- By Chris Kremidas Courtney
The scale, depth and speed of the digital transformation in the economic sector is astounding in almost any activity. Arguably, industries that rely most heavily on information flows and have less regulatory barriers to entry experience the challenge, or opportunity, of digitalisation at earlier stages. Nevertheless, eventually all sectors will be impacted by the irruption of digital technologies.
Empirical observation shows that certain technologies follow exponential growth patterns or an exponential cost reduction in their adoption. Consequently, the diffusion of these technologies is accelerated and often reaches a critical mass of individuals over relatively short periods of time. For instance, the fast deployment of cellular networks and the widespread adoption of mobile phones have made it possible for almost five billion people to be connected in barely two decades, according to the latest figures by the GSM Association.
The potential of mobile technologies to reduce poverty and inequality has been extensively discussed. Their application within broader financial inclusion strategies is a particular case that raised high expectations following the success of a Kenyan M-Pesa, a mobile-phone based money transfer service. The use of mobile technology to make payments, access credit or manage savings is a reality across the globe today.
Cloud computing is also increasingly fuelling artificial intelligence and machine learning algorithms
While many users still have access to so-called feature phones with basic capabilities, the adoption of smartphones and Internet connections is on the rise with 3.8 billion Internet subscribers globally. The combined power of mobile devices and Internet connectivity has already been transformational for the early adopters ‒ usually the wealthiest, youngest and most educated ‒ by providing them with access to a whole range of online services, from video streaming to mobile banking. Fortunately, evidence shows that the gap generated by cell phones and Internet access in developing countries is narrower in terms of timing than in the adoption of other technologies.
The quality and reliability of online services, as well as the overall user experience, have improved dramatically since the surge of another exponential technology: cloud computing. The cloud offers distributed computing power and storage capabilities, available on demand. In terms of scalability, flexibility and cost it is currently the preferred technology to deploy new digital services, and its variable cost structure makes the launch of innovative ventures easier, as it also reduces upfront investment.
Cloud computing is the underlying technology in data-driven organisations in which the available datasets can be exploited through big data analytics to make smart decisions. These analyses provide better insights on complex phenomena, such as inequality or financial decision-making, and allow for a better understanding of the policy and business issues to be addressed.
Cloud computing is also increasingly fuelling artificial intelligence and machine learning algorithms that bring a new range of opportunities, including automated advisory, natural language interfaces, optimal asset allocation or fraud detection, to mention just a few.

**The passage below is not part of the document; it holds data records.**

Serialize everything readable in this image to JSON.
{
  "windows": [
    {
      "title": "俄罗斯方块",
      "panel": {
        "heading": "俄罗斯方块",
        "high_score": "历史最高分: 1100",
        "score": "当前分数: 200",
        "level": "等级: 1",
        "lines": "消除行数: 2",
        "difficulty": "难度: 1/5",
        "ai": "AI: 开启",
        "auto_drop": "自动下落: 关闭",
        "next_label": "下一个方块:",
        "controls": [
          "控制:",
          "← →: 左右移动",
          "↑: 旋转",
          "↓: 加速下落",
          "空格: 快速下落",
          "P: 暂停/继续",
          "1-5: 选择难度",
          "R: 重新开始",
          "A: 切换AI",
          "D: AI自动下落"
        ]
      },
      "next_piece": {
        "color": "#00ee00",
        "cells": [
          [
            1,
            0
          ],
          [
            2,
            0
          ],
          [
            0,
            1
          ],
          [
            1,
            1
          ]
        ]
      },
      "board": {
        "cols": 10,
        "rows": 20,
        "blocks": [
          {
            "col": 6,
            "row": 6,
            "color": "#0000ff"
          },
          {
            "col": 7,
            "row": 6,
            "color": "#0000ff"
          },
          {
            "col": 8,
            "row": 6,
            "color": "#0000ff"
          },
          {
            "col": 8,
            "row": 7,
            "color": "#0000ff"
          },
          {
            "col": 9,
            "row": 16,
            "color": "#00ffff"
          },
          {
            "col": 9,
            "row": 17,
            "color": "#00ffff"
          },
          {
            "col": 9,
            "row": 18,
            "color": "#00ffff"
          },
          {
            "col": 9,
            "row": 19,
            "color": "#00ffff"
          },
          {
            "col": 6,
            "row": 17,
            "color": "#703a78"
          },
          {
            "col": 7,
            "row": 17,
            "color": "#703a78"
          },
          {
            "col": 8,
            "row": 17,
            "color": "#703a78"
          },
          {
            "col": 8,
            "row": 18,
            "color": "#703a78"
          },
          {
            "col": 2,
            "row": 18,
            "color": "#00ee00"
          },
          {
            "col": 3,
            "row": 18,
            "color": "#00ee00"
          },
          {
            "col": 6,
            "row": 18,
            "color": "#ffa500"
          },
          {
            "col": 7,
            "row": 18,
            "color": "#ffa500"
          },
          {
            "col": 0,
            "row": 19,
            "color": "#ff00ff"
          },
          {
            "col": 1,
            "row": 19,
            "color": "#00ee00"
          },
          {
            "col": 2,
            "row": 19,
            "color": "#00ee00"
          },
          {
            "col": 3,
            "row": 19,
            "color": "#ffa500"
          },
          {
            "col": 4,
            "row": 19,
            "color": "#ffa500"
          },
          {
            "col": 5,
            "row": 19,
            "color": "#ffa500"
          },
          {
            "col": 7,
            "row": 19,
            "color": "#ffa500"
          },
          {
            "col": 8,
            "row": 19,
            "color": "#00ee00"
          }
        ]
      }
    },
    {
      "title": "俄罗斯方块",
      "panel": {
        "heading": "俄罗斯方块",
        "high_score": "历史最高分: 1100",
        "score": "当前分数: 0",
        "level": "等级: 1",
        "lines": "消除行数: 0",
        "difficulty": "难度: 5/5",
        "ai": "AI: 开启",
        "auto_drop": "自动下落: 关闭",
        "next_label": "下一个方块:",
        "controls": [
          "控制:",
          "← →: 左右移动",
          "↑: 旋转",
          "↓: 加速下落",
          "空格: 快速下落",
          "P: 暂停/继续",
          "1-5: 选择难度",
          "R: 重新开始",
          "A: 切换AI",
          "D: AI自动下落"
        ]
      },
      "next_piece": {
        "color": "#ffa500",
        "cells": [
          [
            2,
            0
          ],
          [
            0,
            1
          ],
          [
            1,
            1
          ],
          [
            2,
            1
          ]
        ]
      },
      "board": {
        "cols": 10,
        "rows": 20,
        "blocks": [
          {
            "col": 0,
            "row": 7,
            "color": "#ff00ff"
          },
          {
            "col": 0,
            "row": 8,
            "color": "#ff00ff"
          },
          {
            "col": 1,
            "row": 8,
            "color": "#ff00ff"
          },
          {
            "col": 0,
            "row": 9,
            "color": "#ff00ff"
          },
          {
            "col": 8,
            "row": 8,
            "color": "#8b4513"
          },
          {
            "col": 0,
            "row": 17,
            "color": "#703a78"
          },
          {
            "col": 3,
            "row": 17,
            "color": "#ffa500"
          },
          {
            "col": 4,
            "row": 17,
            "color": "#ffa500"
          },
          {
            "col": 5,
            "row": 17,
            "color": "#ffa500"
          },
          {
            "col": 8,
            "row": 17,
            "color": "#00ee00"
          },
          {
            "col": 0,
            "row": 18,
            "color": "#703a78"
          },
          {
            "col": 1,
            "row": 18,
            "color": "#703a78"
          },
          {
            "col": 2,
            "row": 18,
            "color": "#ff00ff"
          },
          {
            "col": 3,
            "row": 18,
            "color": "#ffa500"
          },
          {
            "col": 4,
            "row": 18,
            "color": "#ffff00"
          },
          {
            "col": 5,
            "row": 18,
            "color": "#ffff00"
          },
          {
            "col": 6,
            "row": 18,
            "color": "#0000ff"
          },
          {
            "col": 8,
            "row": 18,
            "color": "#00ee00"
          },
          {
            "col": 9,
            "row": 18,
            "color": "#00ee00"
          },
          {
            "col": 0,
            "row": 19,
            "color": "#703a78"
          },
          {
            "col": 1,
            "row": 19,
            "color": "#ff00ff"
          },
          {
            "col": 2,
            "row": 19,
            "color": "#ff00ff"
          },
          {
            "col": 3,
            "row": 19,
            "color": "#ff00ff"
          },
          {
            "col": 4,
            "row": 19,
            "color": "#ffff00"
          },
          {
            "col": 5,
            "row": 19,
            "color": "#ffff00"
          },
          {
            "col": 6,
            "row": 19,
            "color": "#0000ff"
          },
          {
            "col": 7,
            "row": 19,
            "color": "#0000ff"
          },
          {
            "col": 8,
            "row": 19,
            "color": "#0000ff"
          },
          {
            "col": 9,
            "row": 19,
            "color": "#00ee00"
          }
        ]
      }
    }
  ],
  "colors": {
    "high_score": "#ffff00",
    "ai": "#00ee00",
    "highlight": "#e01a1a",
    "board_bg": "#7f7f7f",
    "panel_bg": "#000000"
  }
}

Although machine learning is not completely risk-free ‒ the ethical, legal and economic impacts of automation are still being assessed ‒ it has the potential to lower the cost of serving the bottom of the pyramid, expanding the supply of advanced advisory services and increasing equality.
In the trade-off between greater control on risks and more competition and efficiency, consumer protection must be preserved in all cases
As explained, cloud computing is the cornerstone for much of the digital innovation to come, and will have an impact in expanding the adoption of affordable, high-quality digital services for all. Many industries are already making good use of these capabilities, but only recently are they being applied to financial services. The reasons for this include an intrinsic high level of complexity of legacy systems, as banking has historically been one of the largest investors in ICT, but also the constraints imposed by the existing regulations.
Broadly speaking, the regulatory framework applicable for the use of cloud computing in financial services often requires some sort of data location, which is against the distributed nature of cloud infrastructures and services. This restriction can be imposed by privacy laws preventing cross-border personal data flows, but also by financial authorities willing to keep oversight of financial data stored in their own jurisdiction. Financial supervisors also ask for a tight control of the operational risks associated with any outsourcing agreement, as it is the case with external cloud service providers. This is a fair concern for the sake of financial stability, but supervisory practices are sometimes unfit for the specificities of cloud outsourcing. In the most extreme cases, regulation completely forbids the use of public clouds ‒ those accessible by any third party ‒ by financial institutions.
If policymakers want to unleash the potential of digital technologies and bring new, better and more affordable financial services for all, they should embrace cloud computing and avoid imposing excessive burdens to those willing to innovate. In the trade-off between greater control on risks and more competition and efficiency, consumer protection must be preserved in all cases, especially when protecting the most vulnerable individuals or communities.
On the other hand, financial stability and integrity objectives should not be forgotten, but there are numerous risk-based approaches to regulation for financial inclusion, such as e-money and basic deposit accounts, that pave the way for a rapid adoption of cloud technologies.
This article is from the Development Policy Forum discussion paper ‘International development and the digital age’, in which international tech and development experts consider how to use new technologies to achieve the Sustainable Development Goals and generate ‘digital dividends’ for the developing world. The discussion paper will also build on the Policy Insight debate ‘Making the digital revolution work better, faster for development’, which was held on 7 November in Brussels.